Exercise reaching new heights in the city

By JeffGraveline

There might not be any mountains in Illinois, but that doesn’t stop many Chicagoans from channeling their inner-Spider Man at the indoor rock walls in the area.

Rock walls such as those at Lakeshore Athletic Clubs-Illinois Center, 211 N. Stetson Ave.; Climb On, 18120 Harwood Ave., Homewood, Ill.; and The Ledge at Fitness Formula Club-Old Town, 1235 N. LaSalle St., offer the outdoor experience in an indoor environment.

Rock climbing and bouldering—traversing the wall sideways at a minimal height without a rope or harness—is hitting busy season as the weather changes and outdoor locations throughout the state become too cold to climb.

“People are coming indoors to stay out of the cold and climbing is one of those sports that you don’t necessarily do outdoors in Chicago,” said Lauren Kessler, climbing wall manager at Lakeshore Athletic Clubs-Illinois Center. “You try to make it out as much as you can to ‘local,’ as we call it, places.”

Learning to climb in the Chicagoland area is the first hurdle to making climbing a main sport and workout option.

Most climbing walls in the city offer climbing classes that can be taken, for a fee, to learn the basics of climbing and belaying, the skill of holding the rope that is connected to the harness of theperson climbing.

“The classes are not terribly expensive, so it’s an easy choice for people to make,” said Tom Petraitis, climbing wall manager at The Ledge. “When they’re deciding how they want to use their free time to climb … the classes are really effective for them.”

All the climbing walls in the city offer their own unique take on the climbing experience, with some specializing in bouldering while others focus more on the bottom to the top aspect of the climb.

Climb On offers both experiences, but has a clientele that focuses more on the bouldering aspect of the sport.

“A good majority of my memberships are just boulderers,” said Glenn Van Sipma of Climb On. “They do quite a bit of leading and top roping also, but I would say the majority are boulderers.”

While climbing with others is the main way to climb on the wall, bouldering offers climbers the option of climbing by themselves without a harness or rope, Van Sipma said.

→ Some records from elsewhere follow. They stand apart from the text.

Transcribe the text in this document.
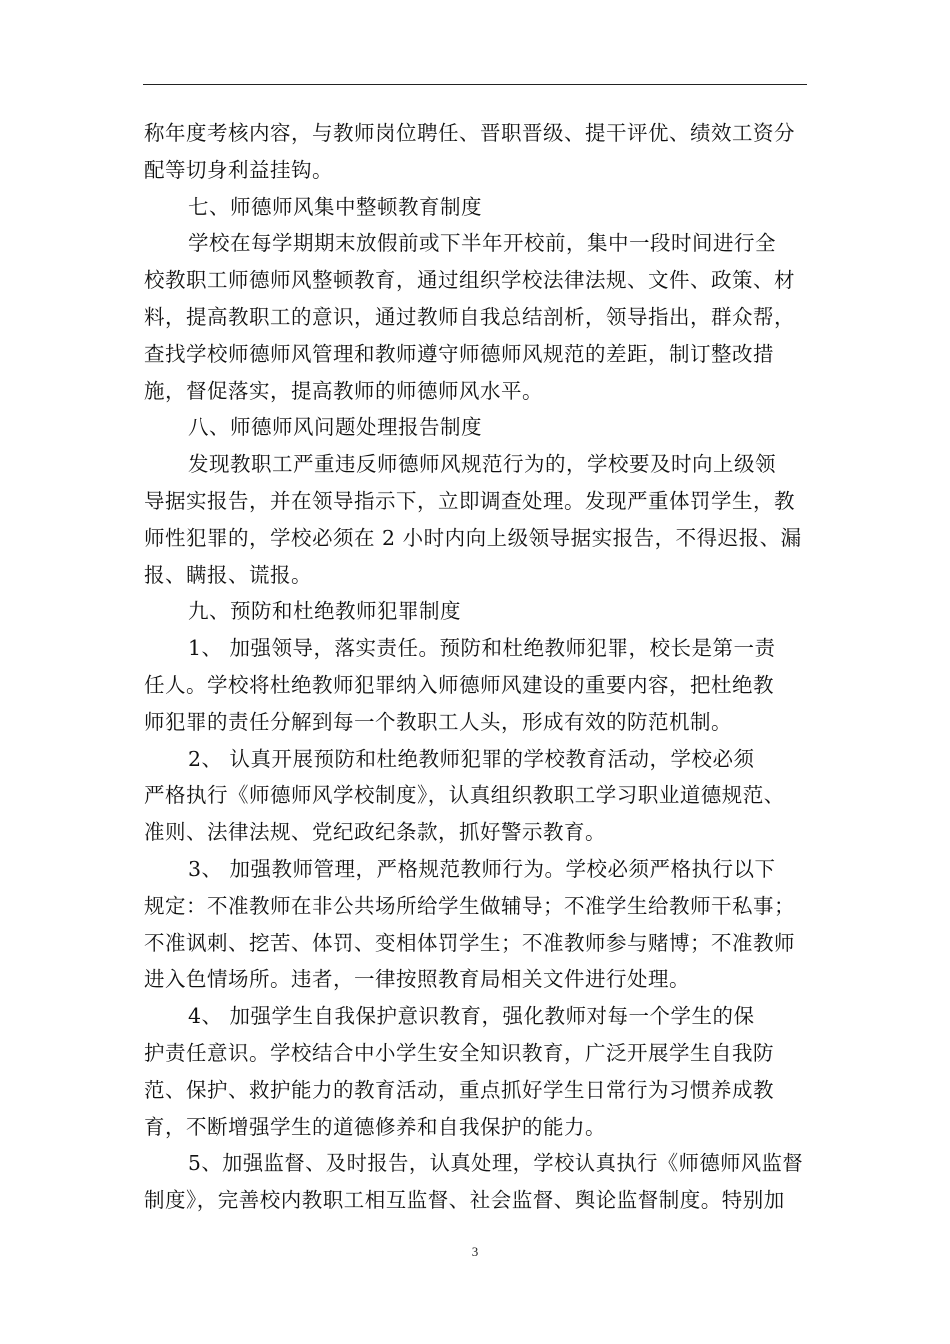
称年度考核内容，与教师岗位聘任、晋职晋级、提干评优、绩效工资分
配等切身利益挂钩。
七、师德师风集中整顿教育制度
学校在每学期期末放假前或下半年开校前，集中一段时间进行全
校教职工师德师风整顿教育，通过组织学校法律法规、文件、政策、材
料，提高教职工的意识，通过教师自我总结剖析，领导指出，群众帮，
查找学校师德师风管理和教师遵守师德师风规范的差距，制订整改措
施，督促落实，提高教师的师德师风水平。
八、师德师风问题处理报告制度
发现教职工严重违反师德师风规范行为的，学校要及时向上级领
导据实报告，并在领导指示下，立即调查处理。发现严重体罚学生，教
师性犯罪的，学校必须在 2 小时内向上级领导据实报告，不得迟报、漏
报、瞒报、谎报。
九、预防和杜绝教师犯罪制度
1、 加强领导，落实责任。预防和杜绝教师犯罪，校长是第一责
任人。学校将杜绝教师犯罪纳入师德师风建设的重要内容，把杜绝教
师犯罪的责任分解到每一个教职工人头，形成有效的防范机制。
2、 认真开展预防和杜绝教师犯罪的学校教育活动，学校必须
严格执行《师德师风学校制度》，认真组织教职工学习职业道德规范、
准则、法律法规、党纪政纪条款，抓好警示教育。
3、 加强教师管理，严格规范教师行为。学校必须严格执行以下
规定：不准教师在非公共场所给学生做辅导；不准学生给教师干私事；
不准讽刺、挖苦、体罚、变相体罚学生；不准教师参与赌博；不准教师
进入色情场所。违者，一律按照教育局相关文件进行处理。
4、 加强学生自我保护意识教育，强化教师对每一个学生的保
护责任意识。学校结合中小学生安全知识教育，广泛开展学生自我防
范、保护、救护能力的教育活动，重点抓好学生日常行为习惯养成教
育，不断增强学生的道德修养和自我保护的能力。
5、加强监督、及时报告，认真处理，学校认真执行《师德师风监督
制度》，完善校内教职工相互监督、社会监督、舆论监督制度。特别加
3
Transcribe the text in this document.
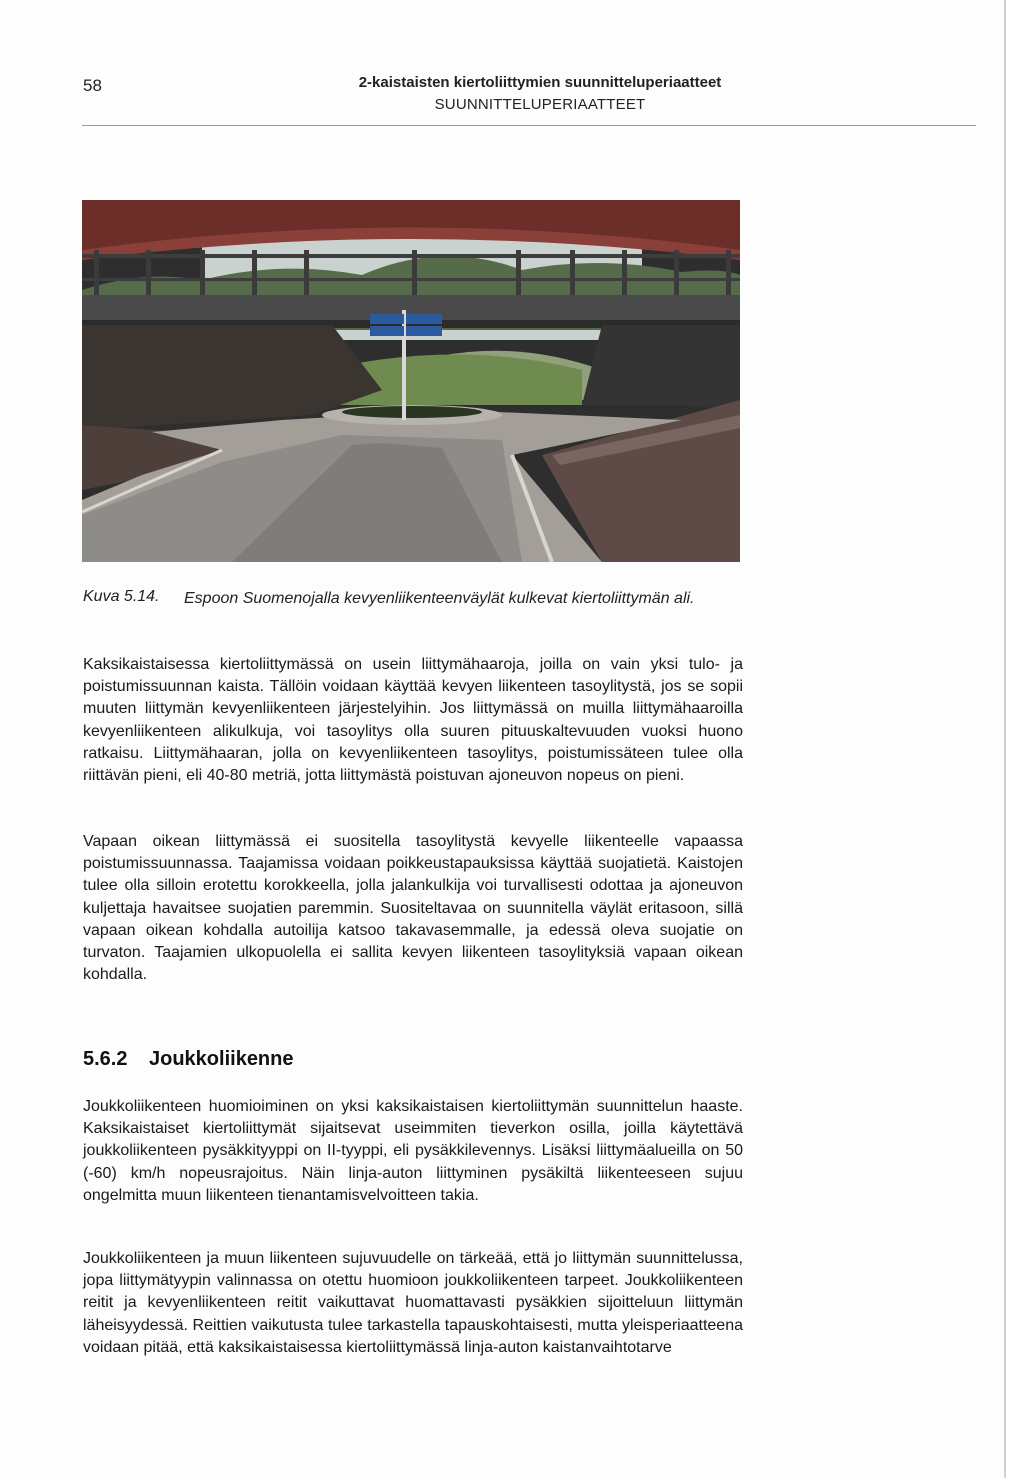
58	2-kaistaisten kiertoliittymien suunnitteluperiaatteet
SUUNNITTELUPERIAATTEET
Kuva 5.14. Espoon Suomenojalla kevyenliikenteenväylät kulkevat kiertoliittymän ali.

Kaksikaistaisessa kiertoliittymässä on usein liittymähaaroja, joilla on vain yksi tulo- ja poistumissuunnan kaista. Tällöin voidaan käyttää kevyen liikenteen tasoylitystä, jos se sopii muuten liittymän kevyenliikenteen järjestelyihin. Jos liittymässä on muilla liittymähaaroilla kevyenliikenteen alikulkuja, voi tasoylitys olla suuren pituuskaltevuuden vuoksi huono ratkaisu. Liittymähaaran, jolla on kevyenliikenteen tasoylitys, poistumissäteen tulee olla riittävän pieni, eli 40-80 metriä, jotta liittymästä poistuvan ajoneuvon nopeus on pieni.

Vapaan oikean liittymässä ei suositella tasoylitystä kevyelle liikenteelle vapaassa poistumissuunnassa. Taajamissa voidaan poikkeustapauksissa käyttää suojatietä. Kaistojen tulee olla silloin erotettu korokkeella, jolla jalankulkija voi turvallisesti odottaa ja ajoneuvon kuljettaja havaitsee suojatien paremmin. Suositeltavaa on suunnitella väylät eritasoon, sillä vapaan oikean kohdalla autoilija katsoo takavasemmalle, ja edessä oleva suojatie on turvaton. Taajamien ulkopuolella ei sallita kevyen liikenteen tasoylityksiä vapaan oikean kohdalla.

5.6.2 Joukkoliikenne

Joukkoliikenteen huomioiminen on yksi kaksikaistaisen kiertoliittymän suunnittelun haaste. Kaksikaistaiset kiertoliittymät sijaitsevat useimmiten tieverkon osilla, joilla käytettävä joukkoliikenteen pysäkkityyppi on II-tyyppi, eli pysäkkilevennys. Lisäksi liittymäalueilla on 50 (-60) km/h nopeusrajoitus. Näin linja-auton liittyminen pysäkiltä liikenteeseen sujuu ongelmitta muun liikenteen tienantamisvelvoitteen takia.

Joukkoliikenteen ja muun liikenteen sujuvuudelle on tärkeää, että jo liittymän suunnittelussa, jopa liittymätyypin valinnassa on otettu huomioon joukkoliikenteen tarpeet. Joukkoliikenteen reitit ja kevyenliikenteen reitit vaikuttavat huomattavasti pysäkkien sijoitteluun liittymän läheisyydessä. Reittien vaikutusta tulee tarkastella tapauskohtaisesti, mutta yleisperiaatteena voidaan pitää, että kaksikaistaisessa kiertoliittymässä linja-auton kaistanvaihtotarve
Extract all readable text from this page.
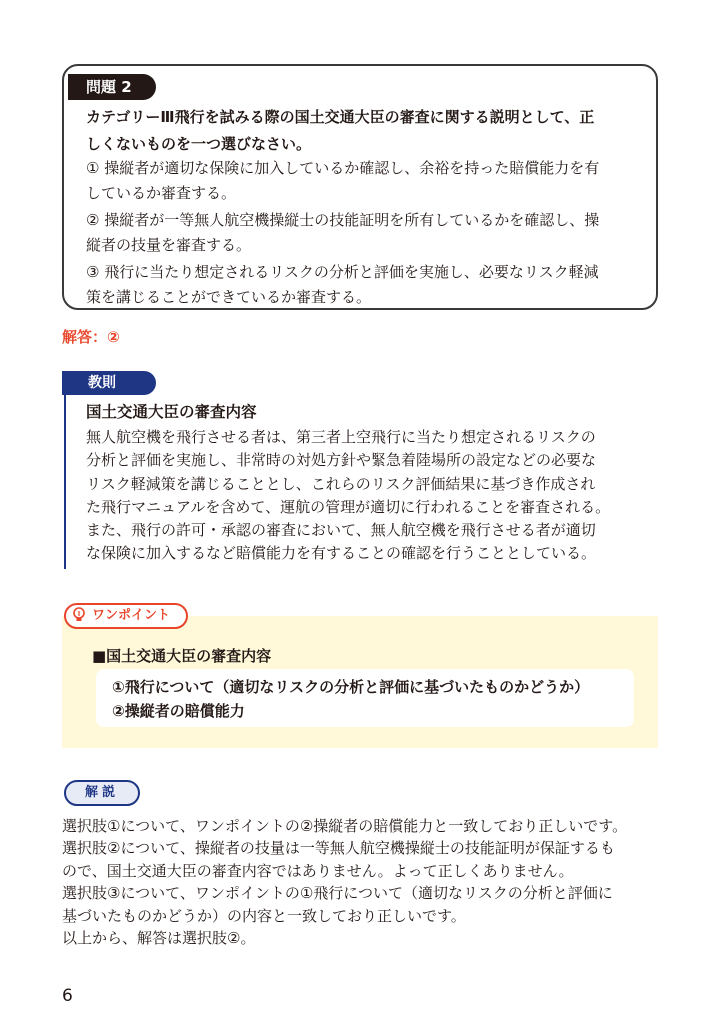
問題 2
カテゴリーⅢ飛行を試みる際の国土交通大臣の審査に関する説明として、正
しくないものを一つ選びなさい。
① 操縦者が適切な保険に加入しているか確認し、余裕を持った賠償能力を有
しているか審査する。
② 操縦者が一等無人航空機操縦士の技能証明を所有しているかを確認し、操
縦者の技量を審査する。
③ 飛行に当たり想定されるリスクの分析と評価を実施し、必要なリスク軽減
策を講じることができているか審査する。
解答：②
教則
国土交通大臣の審査内容
無人航空機を飛行させる者は、第三者上空飛行に当たり想定されるリスクの
分析と評価を実施し、非常時の対処方針や緊急着陸場所の設定などの必要な
リスク軽減策を講じることとし、これらのリスク評価結果に基づき作成され
た飛行マニュアルを含めて、運航の管理が適切に行われることを審査される。
また、飛行の許可・承認の審査において、無人航空機を飛行させる者が適切
な保険に加入するなど賠償能力を有することの確認を行うこととしている。
ワンポイント
■国土交通大臣の審査内容
①飛行について（適切なリスクの分析と評価に基づいたものかどうか）
②操縦者の賠償能力
解説
選択肢①について、ワンポイントの②操縦者の賠償能力と一致しており正しいです。
選択肢②について、操縦者の技量は一等無人航空機操縦士の技能証明が保証するも
ので、国土交通大臣の審査内容ではありません。よって正しくありません。
選択肢③について、ワンポイントの①飛行について（適切なリスクの分析と評価に
基づいたものかどうか）の内容と一致しており正しいです。
以上から、解答は選択肢②。
6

Bouldering is a good option for people who are looking to climb and get a good workout in, but don’t have anyone to belay for them, Van Sipma continued.

On the other end of the spectrum, Lakeshore Athletic Club-Illinois Center offers climbers an approximately 100-foot-high wall with six ropes to climb with.

“We don’t have a bouldering wall per say,” Kessler said. “We just have the 100 feet vertical, so there’s plenty of climbing.”

The workout that both climbing and bouldering give the body is a totally different experience than hitting a normal gym, Van Sipma said.

Instead of building bulky body mass, the sport offers a long, lean muscle building workout. Climbing works the cardiovascular systems as well, Van Sipma added.

“Even if you do lift weights, run, ride a bike or anything like that, you’re going to workout things you probably didn’t use in a long time,” Van Sipma said. “It’s probably more like gymnastics, in that it uses everything in the body. You’re using your legs, your arms, your back, your abs, core muscles; it’s a good core workout too.”